Medical record provisions in physician employment agreements are something physicians should be concerned about. Almost every physician employment agreement will provide that the employer, rather than the employed physician, owns the medical records. This provision is completely reasonable during the term of a physician’s employment. However, many first drafts of physician employment agreements also provide that after the physician leaves, the employer will transfer records at the physician’s expense to a patient that wants to continue to be seen by that physician. As a practical matter, most practices do not charge patients for a copy of their charts – so this is really a punitive provision. I usually attempt to negotiate a provision that patients may request that their medical records be moved at the expense of the patient.
The physician should also be given the right to free access to any medical record necessary to defend the physician against any actual or threatened malpractice action or peer review activity. If possible, I also attempt to negotiate a provision that authorizes free copies of any record useful in any legal action – including a legal action between the physician and the employer.

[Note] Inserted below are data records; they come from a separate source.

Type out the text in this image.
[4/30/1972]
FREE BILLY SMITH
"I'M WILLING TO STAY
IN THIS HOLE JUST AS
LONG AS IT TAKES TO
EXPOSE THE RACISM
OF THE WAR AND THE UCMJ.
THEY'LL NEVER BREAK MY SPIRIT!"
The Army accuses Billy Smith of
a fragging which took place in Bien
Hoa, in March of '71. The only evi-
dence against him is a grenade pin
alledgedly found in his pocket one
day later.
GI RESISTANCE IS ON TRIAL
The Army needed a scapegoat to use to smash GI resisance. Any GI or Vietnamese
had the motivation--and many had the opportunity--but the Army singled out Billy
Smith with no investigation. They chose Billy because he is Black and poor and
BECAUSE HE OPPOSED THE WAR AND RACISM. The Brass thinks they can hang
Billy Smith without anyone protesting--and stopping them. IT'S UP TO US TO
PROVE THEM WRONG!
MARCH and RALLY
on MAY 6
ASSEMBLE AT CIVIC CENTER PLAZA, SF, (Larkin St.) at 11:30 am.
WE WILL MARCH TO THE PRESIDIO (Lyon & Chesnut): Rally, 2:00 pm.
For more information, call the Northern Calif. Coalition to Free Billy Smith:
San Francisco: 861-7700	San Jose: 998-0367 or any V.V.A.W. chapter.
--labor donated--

A related issue in medical record provisions in physician employment agreements is the confidentiality the physician is required to maintain. Medical records are obviously protected by HIPAA and similar state laws. Although it is reasonable to require the physician to treat all medical records as confidential, some medical record provisions in physician employment agreements go so far as to prohibit the physician from disclosing any information about the employer without the prior written permission of the employer. In these provisions it is important to allow an exception for any information that the physician is required to disclose pursuant to legal process. I would encourage any physician to sing like the proverbial bird if they are subpoenaed or questioned in any legal process.